Over the river and through the woods, grandmother is having a nervous breakdown this Thanksgiving. Her family -- or a reasonable facsimile -- is home for the holiday, a turkey is roasting in the oven, potatoes bubbling in the pot, pumpkin pies cooling on racks.
So why is Grandma trying to control a panic attack?
Anxiety enters with Joe, who has brought his current live-in mate, Fidelity, and her young daughter, plus several small paper bags.
"What's that?" asks Grandma, with pre-macrobiotic innocence.
"Groats," answers live-in mate. "Part of our dinner. We're vegetarians."
Grandma glances over at the stove where all four burners are occupied. "But we have plenty of vegetables. There's ... "
Joe cuts in. "Look, Ma, it's okay. Don't worry about us. We'll fix our own food, and you just go ahead with what you're having."
A primal scream is welling up in Grandma's throat, stopped by the doorbell. "It's Julia," she shouts, escaping up the hall.
She greets Julia and her family with relief. "You're not vegetarians, are you?" she whispers.
"Do these answer your question?" Each of the three children hands Grandma a bag imprinted with the Golden Arches. "Big Macs and fries for the kids," says Julia. "That's all they eat. Now, Mother, don't give me that look. They can be microwaved just before dinner."
Grandma takes a deep breath. "I don't have a microwave. But I do have a perfectly adequate dinner for everybody." The fast food deposited in the kitchen, Grandma herds everybody into the living room for hors d'oeuvres, wine and soft drinks. Julia's husband reads the wine labels and asks, "Is there any Evian or Perrier?"
There isn't. "What's wrong with the wine?"
"Nothing. Nothing. I'm just wondering if they contain sulfites."
He and Julia settle for iced tap water, which Grandma lets them get for themselves. She's having a glass of wine, sulfites or no.
"Uh, I don't want to put you to any trouble, Ma, but do you have any apple juice -- natural, unsweetened?" Joe asks. Live-in mate's little girl accepts a glass to wash down the raw carrot she's gnawing on. It's a bit linty from her pocket fuzz.
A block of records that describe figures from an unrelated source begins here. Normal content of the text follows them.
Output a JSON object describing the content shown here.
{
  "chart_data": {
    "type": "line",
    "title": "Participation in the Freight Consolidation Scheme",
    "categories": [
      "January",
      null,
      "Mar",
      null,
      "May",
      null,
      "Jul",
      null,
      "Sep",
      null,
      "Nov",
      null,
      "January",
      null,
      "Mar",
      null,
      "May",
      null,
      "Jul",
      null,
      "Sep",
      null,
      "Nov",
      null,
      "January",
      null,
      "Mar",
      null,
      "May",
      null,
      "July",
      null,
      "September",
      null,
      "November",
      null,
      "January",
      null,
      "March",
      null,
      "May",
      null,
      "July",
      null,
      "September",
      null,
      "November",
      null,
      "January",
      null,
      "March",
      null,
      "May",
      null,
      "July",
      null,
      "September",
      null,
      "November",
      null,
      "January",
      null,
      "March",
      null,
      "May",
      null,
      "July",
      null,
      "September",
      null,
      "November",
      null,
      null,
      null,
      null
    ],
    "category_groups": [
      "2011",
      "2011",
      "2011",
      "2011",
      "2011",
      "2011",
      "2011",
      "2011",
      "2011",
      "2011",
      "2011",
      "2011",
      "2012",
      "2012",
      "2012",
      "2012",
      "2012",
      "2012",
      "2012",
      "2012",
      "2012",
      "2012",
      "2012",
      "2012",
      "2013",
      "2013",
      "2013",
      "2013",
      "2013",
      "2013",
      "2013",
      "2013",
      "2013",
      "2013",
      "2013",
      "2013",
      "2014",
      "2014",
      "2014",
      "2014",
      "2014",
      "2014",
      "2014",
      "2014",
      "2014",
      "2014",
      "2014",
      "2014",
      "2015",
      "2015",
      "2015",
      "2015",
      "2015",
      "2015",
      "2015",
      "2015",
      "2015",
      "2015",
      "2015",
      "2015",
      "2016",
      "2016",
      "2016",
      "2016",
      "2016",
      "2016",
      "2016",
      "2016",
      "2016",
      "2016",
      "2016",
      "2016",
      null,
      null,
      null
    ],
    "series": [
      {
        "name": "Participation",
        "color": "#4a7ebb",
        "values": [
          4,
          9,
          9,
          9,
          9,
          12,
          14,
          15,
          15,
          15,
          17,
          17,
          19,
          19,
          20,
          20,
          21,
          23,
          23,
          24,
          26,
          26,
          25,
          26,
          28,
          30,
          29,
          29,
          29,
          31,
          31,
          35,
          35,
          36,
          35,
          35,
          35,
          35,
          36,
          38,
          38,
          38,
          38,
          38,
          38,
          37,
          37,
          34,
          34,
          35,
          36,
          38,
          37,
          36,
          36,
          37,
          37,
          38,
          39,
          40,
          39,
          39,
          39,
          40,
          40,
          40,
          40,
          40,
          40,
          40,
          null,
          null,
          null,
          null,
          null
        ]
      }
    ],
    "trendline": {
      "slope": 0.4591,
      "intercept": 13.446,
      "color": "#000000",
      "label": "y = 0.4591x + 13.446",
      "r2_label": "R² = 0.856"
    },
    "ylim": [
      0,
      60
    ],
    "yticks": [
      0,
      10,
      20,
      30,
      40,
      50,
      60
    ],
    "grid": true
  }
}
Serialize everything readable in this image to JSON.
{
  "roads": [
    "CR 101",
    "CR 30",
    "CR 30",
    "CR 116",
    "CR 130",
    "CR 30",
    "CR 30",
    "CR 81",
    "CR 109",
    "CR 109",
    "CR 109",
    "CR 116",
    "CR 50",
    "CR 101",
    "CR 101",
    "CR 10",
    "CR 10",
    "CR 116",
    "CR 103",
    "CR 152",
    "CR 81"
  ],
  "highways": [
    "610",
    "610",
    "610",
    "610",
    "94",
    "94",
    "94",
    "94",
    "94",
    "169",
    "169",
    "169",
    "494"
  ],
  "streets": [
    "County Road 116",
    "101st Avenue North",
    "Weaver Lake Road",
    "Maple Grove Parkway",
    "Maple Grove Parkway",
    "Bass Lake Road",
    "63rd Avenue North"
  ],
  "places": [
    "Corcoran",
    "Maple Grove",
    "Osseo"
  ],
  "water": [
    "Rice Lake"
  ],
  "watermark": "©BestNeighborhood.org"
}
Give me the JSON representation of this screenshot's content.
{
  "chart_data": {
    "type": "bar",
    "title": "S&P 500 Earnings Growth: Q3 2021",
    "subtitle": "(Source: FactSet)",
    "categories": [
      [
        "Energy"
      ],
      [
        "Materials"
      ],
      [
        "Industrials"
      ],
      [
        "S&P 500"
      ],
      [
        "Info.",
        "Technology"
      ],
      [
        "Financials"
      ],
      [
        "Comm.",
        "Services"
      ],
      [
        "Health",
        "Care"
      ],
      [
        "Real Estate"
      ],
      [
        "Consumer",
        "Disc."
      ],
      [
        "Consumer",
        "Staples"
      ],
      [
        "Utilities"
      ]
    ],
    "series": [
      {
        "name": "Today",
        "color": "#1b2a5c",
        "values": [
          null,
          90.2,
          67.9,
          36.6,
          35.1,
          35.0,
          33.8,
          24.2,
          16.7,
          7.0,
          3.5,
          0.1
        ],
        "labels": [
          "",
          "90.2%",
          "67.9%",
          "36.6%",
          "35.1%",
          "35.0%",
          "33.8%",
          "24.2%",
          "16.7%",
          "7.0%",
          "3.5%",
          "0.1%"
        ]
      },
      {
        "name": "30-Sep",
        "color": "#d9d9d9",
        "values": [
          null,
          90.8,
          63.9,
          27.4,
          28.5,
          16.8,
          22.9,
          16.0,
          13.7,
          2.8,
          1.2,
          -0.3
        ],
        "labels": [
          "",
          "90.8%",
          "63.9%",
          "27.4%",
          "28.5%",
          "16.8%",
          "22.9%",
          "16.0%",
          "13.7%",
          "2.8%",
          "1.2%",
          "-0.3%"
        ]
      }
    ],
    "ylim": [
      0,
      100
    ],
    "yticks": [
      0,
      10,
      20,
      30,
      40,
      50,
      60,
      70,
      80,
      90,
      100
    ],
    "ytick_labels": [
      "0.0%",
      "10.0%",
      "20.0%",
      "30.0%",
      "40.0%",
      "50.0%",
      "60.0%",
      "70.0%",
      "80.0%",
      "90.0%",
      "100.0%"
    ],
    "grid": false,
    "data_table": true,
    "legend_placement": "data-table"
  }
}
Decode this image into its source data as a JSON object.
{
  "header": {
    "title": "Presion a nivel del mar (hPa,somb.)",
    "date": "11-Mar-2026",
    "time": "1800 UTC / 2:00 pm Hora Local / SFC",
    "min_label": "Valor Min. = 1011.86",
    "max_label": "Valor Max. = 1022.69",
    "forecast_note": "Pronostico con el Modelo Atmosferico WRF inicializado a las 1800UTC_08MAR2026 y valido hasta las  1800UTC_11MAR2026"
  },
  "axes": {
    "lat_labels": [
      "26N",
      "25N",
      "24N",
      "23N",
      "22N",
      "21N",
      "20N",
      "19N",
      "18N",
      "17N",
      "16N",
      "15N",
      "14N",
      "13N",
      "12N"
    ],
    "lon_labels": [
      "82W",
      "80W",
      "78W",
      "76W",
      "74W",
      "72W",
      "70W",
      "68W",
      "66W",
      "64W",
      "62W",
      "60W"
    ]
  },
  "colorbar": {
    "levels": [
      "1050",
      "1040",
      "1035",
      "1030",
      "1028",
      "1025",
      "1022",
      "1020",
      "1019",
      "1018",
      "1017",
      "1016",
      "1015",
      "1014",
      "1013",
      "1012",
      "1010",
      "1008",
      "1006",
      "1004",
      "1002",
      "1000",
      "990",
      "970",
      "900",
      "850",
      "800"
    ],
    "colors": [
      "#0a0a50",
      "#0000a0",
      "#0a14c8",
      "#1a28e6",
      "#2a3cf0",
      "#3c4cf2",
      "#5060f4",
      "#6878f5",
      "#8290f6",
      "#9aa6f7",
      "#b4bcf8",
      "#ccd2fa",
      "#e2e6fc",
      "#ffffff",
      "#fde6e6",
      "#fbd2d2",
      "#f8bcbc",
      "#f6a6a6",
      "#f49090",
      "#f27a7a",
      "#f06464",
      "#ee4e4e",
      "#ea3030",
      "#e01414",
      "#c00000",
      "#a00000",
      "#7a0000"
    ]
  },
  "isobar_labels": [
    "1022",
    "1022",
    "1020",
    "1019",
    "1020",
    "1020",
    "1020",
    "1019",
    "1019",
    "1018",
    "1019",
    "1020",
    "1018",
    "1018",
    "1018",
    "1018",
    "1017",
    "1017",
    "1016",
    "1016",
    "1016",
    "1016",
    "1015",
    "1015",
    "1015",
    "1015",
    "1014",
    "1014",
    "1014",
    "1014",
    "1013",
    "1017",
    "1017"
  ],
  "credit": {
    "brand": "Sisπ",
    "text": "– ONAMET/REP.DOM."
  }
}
"Is the cran-raspberry juice all right?" Grandma asks her grandchildren.
"We don't like this stuff," the little one whines. "We like colas."
"All those artificial sweeteners aren't good for you," Fidelity speaks up. "And that cran-raspberry juice is loaded with sugar."
"Where's Charlotte?" asks Joe.
"She'll be here," says Grandma with more confidence than she feels. Her youngest was born a week late and has been late ever since. When the devil-may-care Charlotte arrives, Grandma hopes she'll steer the conversation away from steroids in turkeys, salmonella in eggs and an argument over whether shrimp has good or bad cholesterol.
In the kitchen, meanwhile, Fidelity is getting ready to stir-fry her tofu.
As Grandma makes the gravy, another figure comes in on her right: Julia. "If I could have a few places on the stove, I could heat up my Super Weight Loss Diet food."
Until that moment, Grandma has kept doing the usual Thanksgiving things, because she didn't know what else to do. But now she does. She walks out of the kitchen.
"Are our Big Macs and fries ready?"
"Right on the counter where you left them." Cold. Greasy. Who cares?
"Happy, happy Thanksgiving, Indians and Pilgrims!" Charlotte bursts into the house. "Come and get it while it's hot out of Charlie's Pizza Oven."
The family follows her into the dining room. Delighted cries of "Pizza!," "Right on, sis," "Now we're talkin' real food."
Grandma is in shock.
"Pizza's different, Ma. Don't worry about it." A long string of mozzarella dribbles from Joe's chin. Fidelity, abandoning her tofu, cuts herself a piece, putting aside the pepperoni. Julia's diet food gurgles down the disposal.
"Could we say grace?" asks Grandma. Heads bow.
"Thank you, God, for this family ... and this pizza ... that has brought us together. Protect us from salmonella, fanaticism, trichinosis, steroids, cholesterol of the wrong kind and conflicting research. Also keep us safe from protein deficiency and lactose intolerance." She takes a slice of mushroom and meatball pizza. "Not bad. Not bad at all."